A whole fillet of salmon cut from one side of a fish looks spectacular but takes only a little longer to cook than smaller portions. Crème fraîche spread all over the fish keeps it moist as it roasts and adds a savory richness when a dollop of miso is stirred into the mix. That same pair is gently warmed into a sauce that’s finished with tart citrus juice so that it tastes both creamy and light.
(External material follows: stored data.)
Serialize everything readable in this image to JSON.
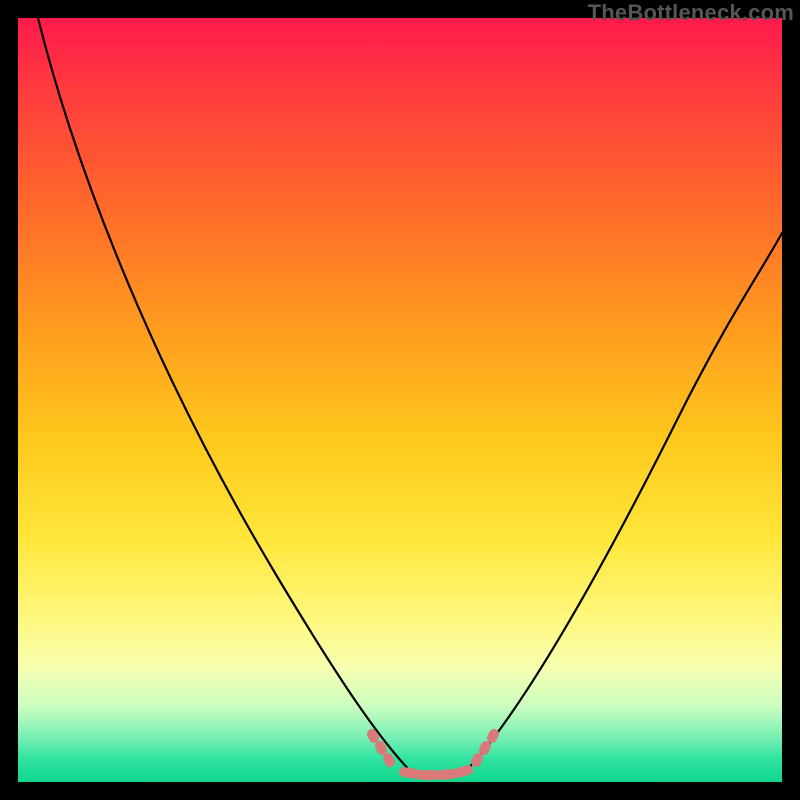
{
  "watermark": "TheBottleneck.com",
  "colors": {
    "frame_bg": "#000000",
    "gradient_stops": [
      "#ff1a4d",
      "#ff3d3d",
      "#ff6a2a",
      "#ff9a1f",
      "#ffc81c",
      "#ffe63a",
      "#fff77a",
      "#f7ffb0",
      "#ccffc0",
      "#7cf0b4",
      "#2fe3a0",
      "#10d68c"
    ],
    "curve_stroke": "#000000",
    "marker_fill": "#d87a7a"
  },
  "chart_data": {
    "type": "line",
    "title": "",
    "xlabel": "",
    "ylabel": "",
    "xlim": [
      0,
      100
    ],
    "ylim": [
      0,
      100
    ],
    "series": [
      {
        "name": "left_limb",
        "x": [
          3,
          10,
          20,
          30,
          40,
          45,
          48,
          52
        ],
        "values": [
          100,
          80,
          55,
          35,
          15,
          6,
          2,
          0
        ]
      },
      {
        "name": "floor",
        "x": [
          52,
          58
        ],
        "values": [
          0,
          0
        ]
      },
      {
        "name": "right_limb",
        "x": [
          58,
          62,
          70,
          80,
          90,
          100
        ],
        "values": [
          0,
          4,
          18,
          38,
          58,
          72
        ]
      }
    ],
    "markers": {
      "name": "highlight_points",
      "color": "#d87a7a",
      "points_xy": [
        [
          46,
          4.5
        ],
        [
          47,
          3.0
        ],
        [
          48,
          1.5
        ],
        [
          50,
          0.5
        ],
        [
          52,
          0
        ],
        [
          54,
          0
        ],
        [
          56,
          0
        ],
        [
          58,
          0.5
        ],
        [
          59,
          1.5
        ],
        [
          60,
          3.0
        ],
        [
          61,
          4.5
        ]
      ]
    }
  }
}
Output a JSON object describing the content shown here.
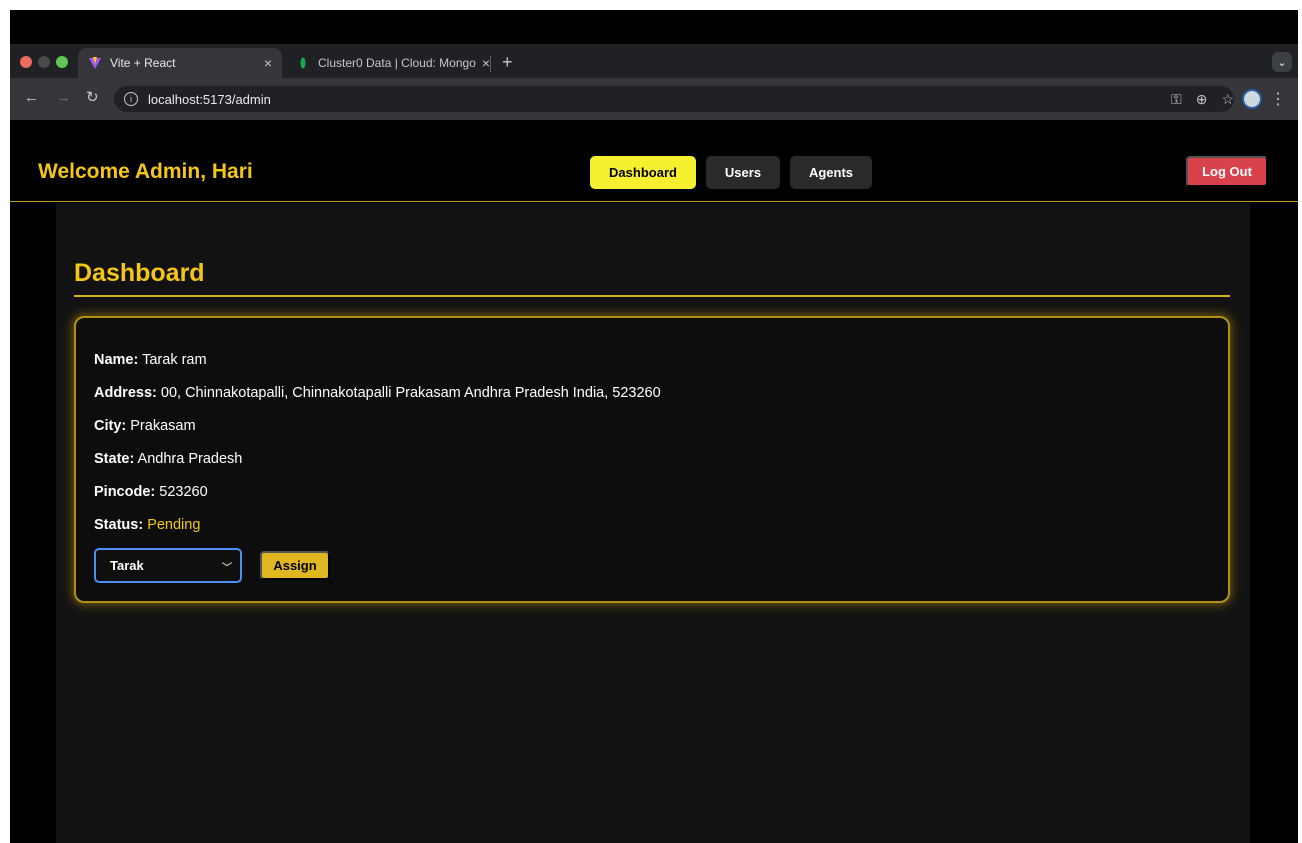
{
  "browser": {
    "tabs": [
      {
        "title": "Vite + React",
        "active": true
      },
      {
        "title": "Cluster0 Data | Cloud: Mongo",
        "active": false
      }
    ],
    "url": "localhost:5173/admin",
    "new_tab_symbol": "+",
    "close_symbol": "×",
    "icons": [
      "back-icon",
      "forward-icon",
      "reload-icon",
      "info-icon",
      "key-icon",
      "zoom-icon",
      "star-icon",
      "profile-avatar",
      "menu-icon"
    ]
  },
  "app": {
    "welcome": "Welcome Admin, Hari",
    "nav": {
      "dashboard": "Dashboard",
      "users": "Users",
      "agents": "Agents"
    },
    "logout": "Log Out",
    "page_title": "Dashboard",
    "complaint": {
      "name_label": "Name:",
      "name": "Tarak ram",
      "address_label": "Address:",
      "address": "00, Chinnakotapalli, Chinnakotapalli Prakasam Andhra Pradesh India, 523260",
      "city_label": "City:",
      "city": "Prakasam",
      "state_label": "State:",
      "state": "Andhra Pradesh",
      "pincode_label": "Pincode:",
      "pincode": "523260",
      "status_label": "Status:",
      "status": "Pending"
    },
    "agent_select_value": "Tarak",
    "assign_label": "Assign"
  },
  "colors": {
    "accent": "#f5c518",
    "active_nav": "#f7f031",
    "logout": "#d9424a",
    "select_border": "#4d8ef0"
  }
}
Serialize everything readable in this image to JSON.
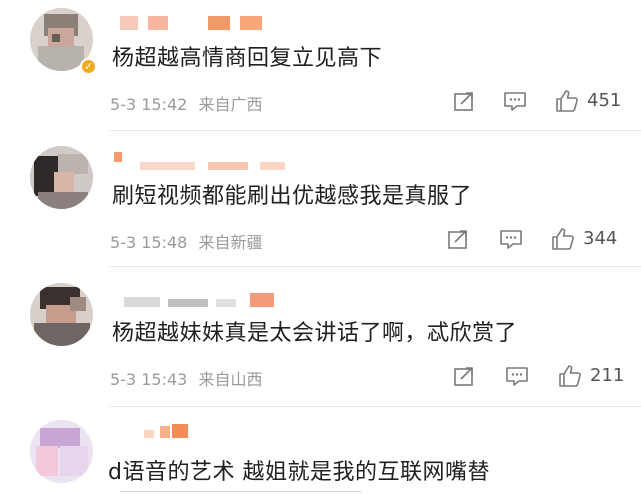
{
  "comments": [
    {
      "text": "杨超越高情商回复立见高下",
      "date": "5-3",
      "time": "15:42",
      "source": "来自广西",
      "likes": "451",
      "verified": true
    },
    {
      "text": "刷短视频都能刷出优越感我是真服了",
      "date": "5-3",
      "time": "15:48",
      "source": "来自新疆",
      "likes": "344",
      "verified": false
    },
    {
      "text": "杨超越妹妹真是太会讲话了啊，忒欣赏了",
      "date": "5-3",
      "time": "15:43",
      "source": "来自山西",
      "likes": "211",
      "verified": false
    },
    {
      "text": "d语音的艺术 越姐就是我的互联网嘴替",
      "verified": false
    }
  ],
  "icons": {
    "repost": "share-icon",
    "comment": "comment-icon",
    "like": "thumbs-up-icon",
    "verified": "verified-badge-icon"
  },
  "colors": {
    "text": "#202020",
    "meta": "#9a9a9a",
    "icon": "#7a7a7a",
    "verified": "#f3a91d",
    "divider": "#e8e8e8"
  }
}
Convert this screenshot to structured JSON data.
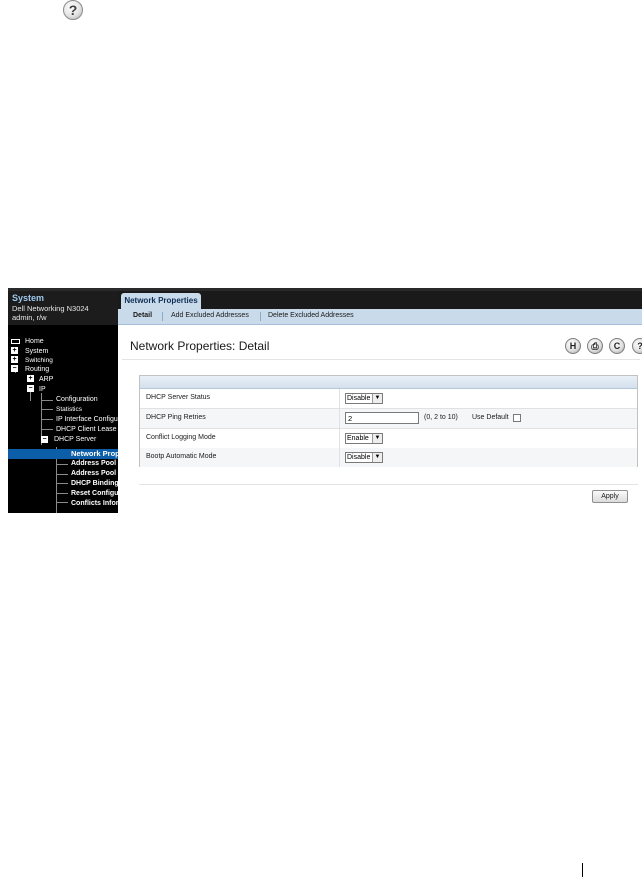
{
  "nav": {
    "title": "System",
    "model": "Dell Networking N3024",
    "user": "admin, r/w",
    "items": [
      {
        "label": "Home"
      },
      {
        "label": "System"
      },
      {
        "label": "Switching"
      },
      {
        "label": "Routing"
      },
      {
        "label": "ARP"
      },
      {
        "label": "IP"
      },
      {
        "label": "Configuration"
      },
      {
        "label": "Statistics"
      },
      {
        "label": "IP Interface Configu"
      },
      {
        "label": "DHCP Client Lease"
      },
      {
        "label": "DHCP Server"
      },
      {
        "label": "Network Prop"
      },
      {
        "label": "Address Pool"
      },
      {
        "label": "Address Pool C"
      },
      {
        "label": "DHCP Bindings"
      },
      {
        "label": "Reset Configur"
      },
      {
        "label": "Conflicts Inform"
      }
    ]
  },
  "tabs": {
    "active": "Network Properties"
  },
  "subtabs": [
    {
      "label": "Detail",
      "active": true
    },
    {
      "label": "Add Excluded Addresses",
      "active": false
    },
    {
      "label": "Delete Excluded Addresses",
      "active": false
    }
  ],
  "page": {
    "title": "Network Properties: Detail"
  },
  "toolbar": {
    "icons": [
      "save-icon",
      "print-icon",
      "refresh-icon",
      "help-icon"
    ],
    "glyphs": [
      "H",
      "⎙",
      "C",
      "?"
    ]
  },
  "form": {
    "rows": [
      {
        "label": "DHCP Server Status",
        "value": "Disable"
      },
      {
        "label": "DHCP Ping Retries",
        "value": "2",
        "range": "(0, 2 to 10)",
        "use_default": "Use Default"
      },
      {
        "label": "Conflict Logging Mode",
        "value": "Enable"
      },
      {
        "label": "Bootp Automatic Mode",
        "value": "Disable"
      }
    ]
  },
  "apply_label": "Apply",
  "help_glyph": "?"
}
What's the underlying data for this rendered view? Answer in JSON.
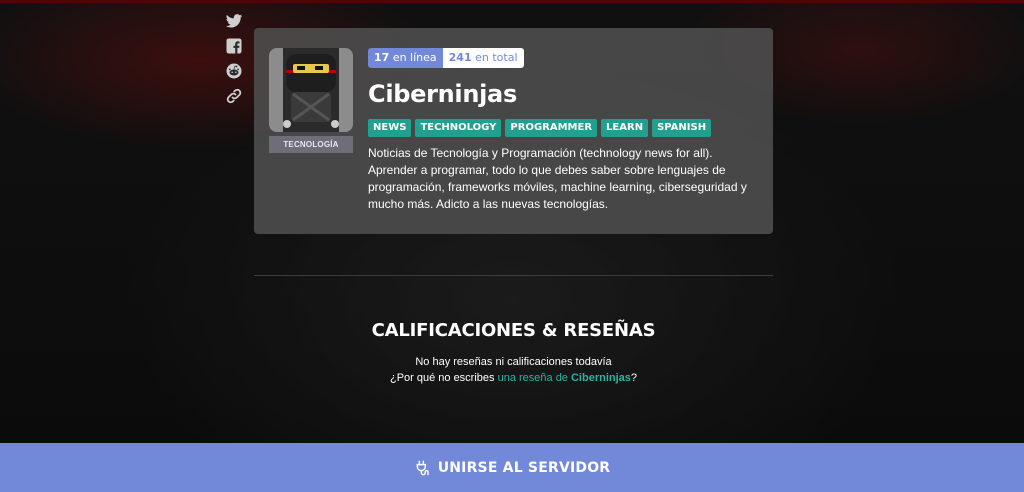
{
  "server": {
    "name": "Ciberninjas",
    "category": "TECNOLOGÍA",
    "online_count": "17",
    "online_label": "en línea",
    "total_count": "241",
    "total_label": "en total",
    "tags": [
      "NEWS",
      "TECHNOLOGY",
      "PROGRAMMER",
      "LEARN",
      "SPANISH"
    ],
    "description": "Noticias de Tecnología y Programación (technology news for all). Aprender a programar, todo lo que debes saber sobre lenguajes de programación, frameworks móviles, machine learning, ciberseguridad y mucho más. Adicto a las nuevas tecnologías."
  },
  "social": {
    "icons": [
      "twitter-icon",
      "facebook-icon",
      "reddit-icon",
      "link-icon"
    ]
  },
  "reviews": {
    "heading": "CALIFICACIONES & RESEÑAS",
    "empty_text": "No hay reseñas ni calificaciones todavía",
    "prompt_prefix": "¿Por qué no escribes ",
    "prompt_link": "una reseña de ",
    "prompt_link_name": "Ciberninjas",
    "prompt_suffix": "?"
  },
  "join": {
    "label": "UNIRSE AL SERVIDOR",
    "icon": "plug-icon"
  },
  "colors": {
    "accent": "#7289da",
    "tag": "#22a08f",
    "link": "#2ab3a0",
    "card": "#4e4e4e"
  }
}
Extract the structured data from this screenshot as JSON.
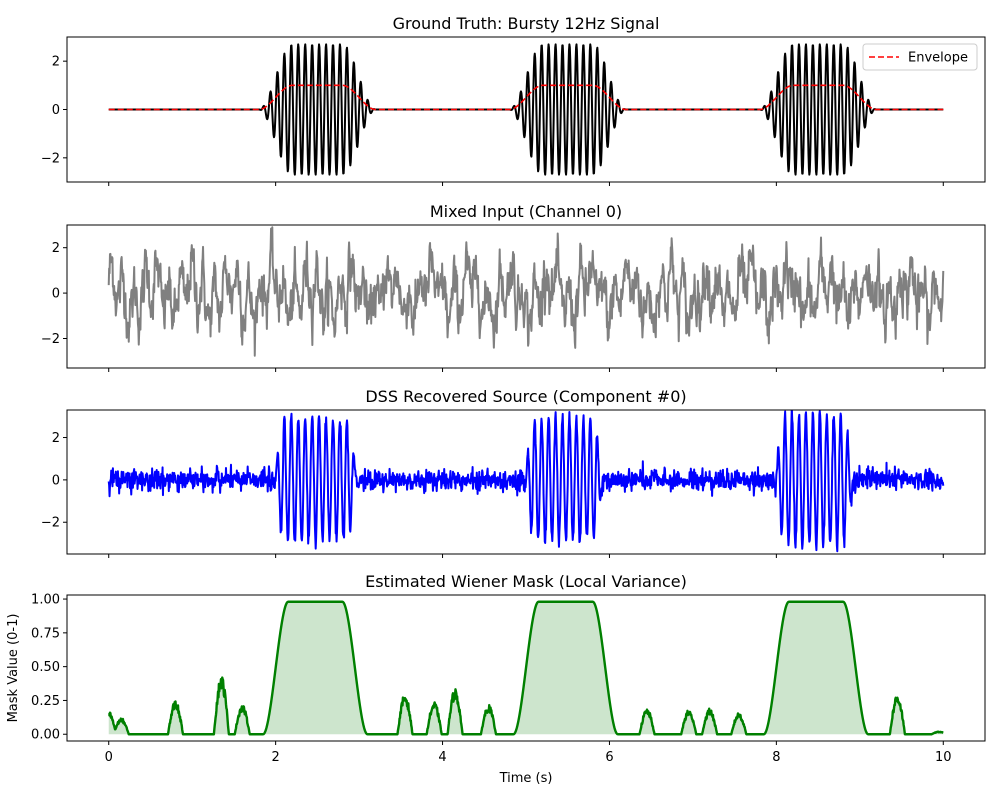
{
  "chart_data": [
    {
      "type": "line",
      "title": "Ground Truth: Bursty 12Hz Signal",
      "xlabel": "",
      "ylabel": "",
      "xlim": [
        -0.5,
        10.5
      ],
      "ylim": [
        -3.0,
        3.0
      ],
      "yticks": [
        -2,
        0,
        2
      ],
      "ytick_labels": [
        "−2",
        "0",
        "2"
      ],
      "burst_frequency_hz": 12,
      "bursts": [
        {
          "start": 1.8,
          "end": 3.2,
          "peak_amplitude": 2.7
        },
        {
          "start": 4.8,
          "end": 6.2,
          "peak_amplitude": 2.7
        },
        {
          "start": 7.8,
          "end": 9.2,
          "peak_amplitude": 2.7
        }
      ],
      "envelope_max": 1.0,
      "legend_position": "top-right",
      "series": [
        {
          "name": "",
          "color": "#000000",
          "style": "solid"
        },
        {
          "name": "Envelope",
          "color": "#ff0000",
          "style": "dashed"
        }
      ]
    },
    {
      "type": "line",
      "title": "Mixed Input (Channel 0)",
      "xlabel": "",
      "ylabel": "",
      "xlim": [
        -0.5,
        10.5
      ],
      "ylim": [
        -3.3,
        3.0
      ],
      "yticks": [
        -2,
        0,
        2
      ],
      "ytick_labels": [
        "−2",
        "0",
        "2"
      ],
      "value_range": [
        -3.2,
        2.9
      ],
      "series": [
        {
          "name": "",
          "color": "#808080",
          "style": "solid"
        }
      ]
    },
    {
      "type": "line",
      "title": "DSS Recovered Source (Component #0)",
      "xlabel": "",
      "ylabel": "",
      "xlim": [
        -0.5,
        10.5
      ],
      "ylim": [
        -3.5,
        3.3
      ],
      "yticks": [
        -2,
        0,
        2
      ],
      "ytick_labels": [
        "−2",
        "0",
        "2"
      ],
      "bursts": [
        {
          "start": 1.95,
          "end": 3.0,
          "peak_amplitude": 2.9
        },
        {
          "start": 4.95,
          "end": 5.95,
          "peak_amplitude": 2.9
        },
        {
          "start": 7.95,
          "end": 8.95,
          "peak_amplitude": 3.1
        }
      ],
      "baseline_noise_amplitude": 0.35,
      "series": [
        {
          "name": "",
          "color": "#0000ff",
          "style": "solid"
        }
      ]
    },
    {
      "type": "area",
      "title": "Estimated Wiener Mask (Local Variance)",
      "xlabel": "Time (s)",
      "ylabel": "Mask Value (0-1)",
      "xlim": [
        -0.5,
        10.5
      ],
      "ylim": [
        -0.05,
        1.03
      ],
      "xticks": [
        0,
        2,
        4,
        6,
        8,
        10
      ],
      "xtick_labels": [
        "0",
        "2",
        "4",
        "6",
        "8",
        "10"
      ],
      "yticks": [
        0.0,
        0.25,
        0.5,
        0.75,
        1.0
      ],
      "ytick_labels": [
        "0.00",
        "0.25",
        "0.50",
        "0.75",
        "1.00"
      ],
      "plateaus": [
        {
          "start": 1.85,
          "end": 3.1,
          "value": 0.98
        },
        {
          "start": 4.85,
          "end": 6.1,
          "value": 0.98
        },
        {
          "start": 7.85,
          "end": 9.1,
          "value": 0.98
        }
      ],
      "minor_bumps": [
        {
          "center": 0.0,
          "value": 0.17
        },
        {
          "center": 0.15,
          "value": 0.12
        },
        {
          "center": 0.8,
          "value": 0.25
        },
        {
          "center": 1.35,
          "value": 0.44
        },
        {
          "center": 1.6,
          "value": 0.22
        },
        {
          "center": 3.55,
          "value": 0.3
        },
        {
          "center": 3.9,
          "value": 0.24
        },
        {
          "center": 4.15,
          "value": 0.34
        },
        {
          "center": 4.55,
          "value": 0.22
        },
        {
          "center": 6.45,
          "value": 0.19
        },
        {
          "center": 6.95,
          "value": 0.18
        },
        {
          "center": 7.2,
          "value": 0.19
        },
        {
          "center": 7.55,
          "value": 0.16
        },
        {
          "center": 9.45,
          "value": 0.3
        },
        {
          "center": 9.95,
          "value": 0.02
        }
      ],
      "series": [
        {
          "name": "",
          "color": "#008000",
          "fill_color": "#cde5cd",
          "style": "solid"
        }
      ]
    }
  ]
}
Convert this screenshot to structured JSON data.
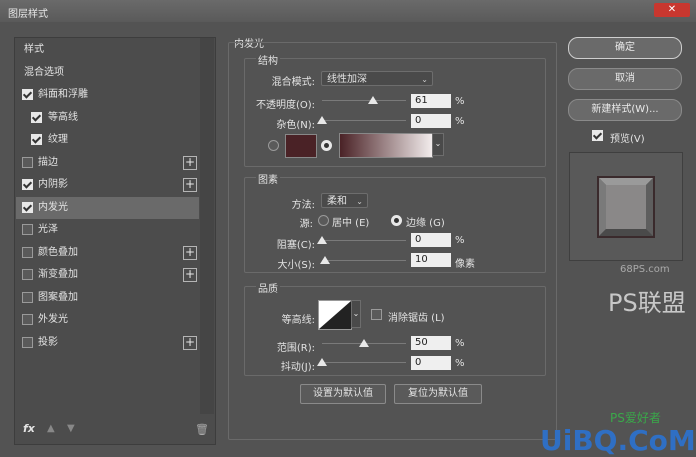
{
  "window": {
    "title": "图层样式",
    "close_icon": "✕"
  },
  "left": {
    "items": [
      {
        "label": "样式",
        "checkbox": false,
        "checked": false,
        "plus": false,
        "selected": false
      },
      {
        "label": "混合选项",
        "checkbox": false,
        "checked": false,
        "plus": false,
        "selected": false
      },
      {
        "label": "斜面和浮雕",
        "checkbox": true,
        "checked": true,
        "plus": false,
        "selected": false,
        "indent": 0
      },
      {
        "label": "等高线",
        "checkbox": true,
        "checked": true,
        "plus": false,
        "selected": false,
        "indent": 1
      },
      {
        "label": "纹理",
        "checkbox": true,
        "checked": true,
        "plus": false,
        "selected": false,
        "indent": 1
      },
      {
        "label": "描边",
        "checkbox": true,
        "checked": false,
        "plus": true,
        "selected": false
      },
      {
        "label": "内阴影",
        "checkbox": true,
        "checked": true,
        "plus": true,
        "selected": false
      },
      {
        "label": "内发光",
        "checkbox": true,
        "checked": true,
        "plus": false,
        "selected": true
      },
      {
        "label": "光泽",
        "checkbox": true,
        "checked": false,
        "plus": false,
        "selected": false
      },
      {
        "label": "颜色叠加",
        "checkbox": true,
        "checked": false,
        "plus": true,
        "selected": false
      },
      {
        "label": "渐变叠加",
        "checkbox": true,
        "checked": false,
        "plus": true,
        "selected": false
      },
      {
        "label": "图案叠加",
        "checkbox": true,
        "checked": false,
        "plus": false,
        "selected": false
      },
      {
        "label": "外发光",
        "checkbox": true,
        "checked": false,
        "plus": false,
        "selected": false
      },
      {
        "label": "投影",
        "checkbox": true,
        "checked": false,
        "plus": true,
        "selected": false
      }
    ],
    "footer": {
      "fx": "fx",
      "up_icon": "▲",
      "down_icon": "▼",
      "trash_icon": "🗑"
    }
  },
  "inner_glow": {
    "title": "内发光",
    "structure": {
      "title": "结构",
      "blend_mode_label": "混合模式:",
      "blend_mode_value": "线性加深",
      "opacity_label": "不透明度(O):",
      "opacity_value": "61",
      "opacity_fraction": 0.61,
      "noise_label": "杂色(N):",
      "noise_value": "0",
      "noise_fraction": 0,
      "percent": "%",
      "color": "#4a2226",
      "gradient_start": "#4a2226",
      "gradient_end": "#f2ecec"
    },
    "elements": {
      "title": "图素",
      "method_label": "方法:",
      "method_value": "柔和",
      "source_label": "源:",
      "source_center": "居中 (E)",
      "source_edge": "边缘 (G)",
      "choke_label": "阻塞(C):",
      "choke_value": "0",
      "choke_fraction": 0,
      "size_label": "大小(S):",
      "size_value": "10",
      "size_fraction": 0.04,
      "percent": "%",
      "pixels": "像素"
    },
    "quality": {
      "title": "品质",
      "contour_label": "等高线:",
      "antialias_label": "消除锯齿 (L)",
      "range_label": "范围(R):",
      "range_value": "50",
      "range_fraction": 0.5,
      "jitter_label": "抖动(J):",
      "jitter_value": "0",
      "jitter_fraction": 0,
      "percent": "%"
    },
    "set_default": "设置为默认值",
    "reset_default": "复位为默认值"
  },
  "right": {
    "ok": "确定",
    "cancel": "取消",
    "new_style": "新建样式(W)...",
    "preview_label": "预览(V)",
    "preview_checked": true
  },
  "watermarks": {
    "site1": "68PS.com",
    "logo1": "PS联盟",
    "site2": "UiBQ.CoM",
    "logo2": "PS爱好者"
  }
}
This can be served simply with salad and bread or be offered with other vegetables, like potatoes, asparagus or Brussels sprouts.

Preparation time: 30 minutes

Servings: 8

INGREDIENTS
  • 1 (2¾-pound) whole salmon fillet (skin on or off), patted dry if needed
  • Coarse sea or kosher salt
  • ¼ teaspoon ichimi togarashi or ground cayenne
  • 1 cup crème fraîche or sour cream
  • 2 tablespoons shiro (white) miso (see tip)
  • 2 teaspoons turbinado or other coarse raw sugar (optional)
  • 2 limes
  • 1 tablespoon yuzu or lime juice
  • Toasted white sesame seeds, for sprinkling
STEPS
  1. Heat the oven to 400 degrees. Line a large sheet pan with parchment paper or foil.
  2. Place the salmon on the prepared pan skin (or flat) side down at an angle, if needed, to fit. Sprinkle with salt (about 1 teaspoon) and the togarashi.
  3. In a small saucepan, stir ¼ cup crème fraîche with 1 tablespoon miso until well blended. Scrape onto the fish (save the pan without washing it), then spread the sauce in an even layer. If you like a little sweetness with your salmon, sprinkle it with the sugar.
  4. Roast the salmon until a thin-bladed paring knife slides through the thickest part with only a little resistance, 15 to 20 minutes. When you remove the blade from the fish and touch it, it should feel warm.
  5. While the fish roasts, stir the remaining ¾ cup crème fraîche and 1 tablespoon miso until smooth in the same saucepan. Set over low heat and warm, stirring occasionally, until steaming and tiny bubbles form around the edges, about 5 minutes. Don’t let the mixture boil. Turn the heat to the lowest setting to keep warm.
  6. Using the parchment or foil, lift the roasted salmon onto a serving platter, then slide the parchment or foil out from under the fish. Zest the limes all over the fish, then squeeze 1 tablespoon juice, if using lime juice. Stir the yuzu or lime juice into the miso cream, then transfer to a serving bowl to serve alongside the salmon. (Or, if your salmon is skinless, pour the sauce around the salmon.)
  7. Sprinkle the salmon with sesame seeds. Cut the zested limes into wedges and serve with the fish.

Tip: You also can use red or brown miso, but they’re both saltier. If using, you’ll want to sprinkle the salmon more lightly with salt.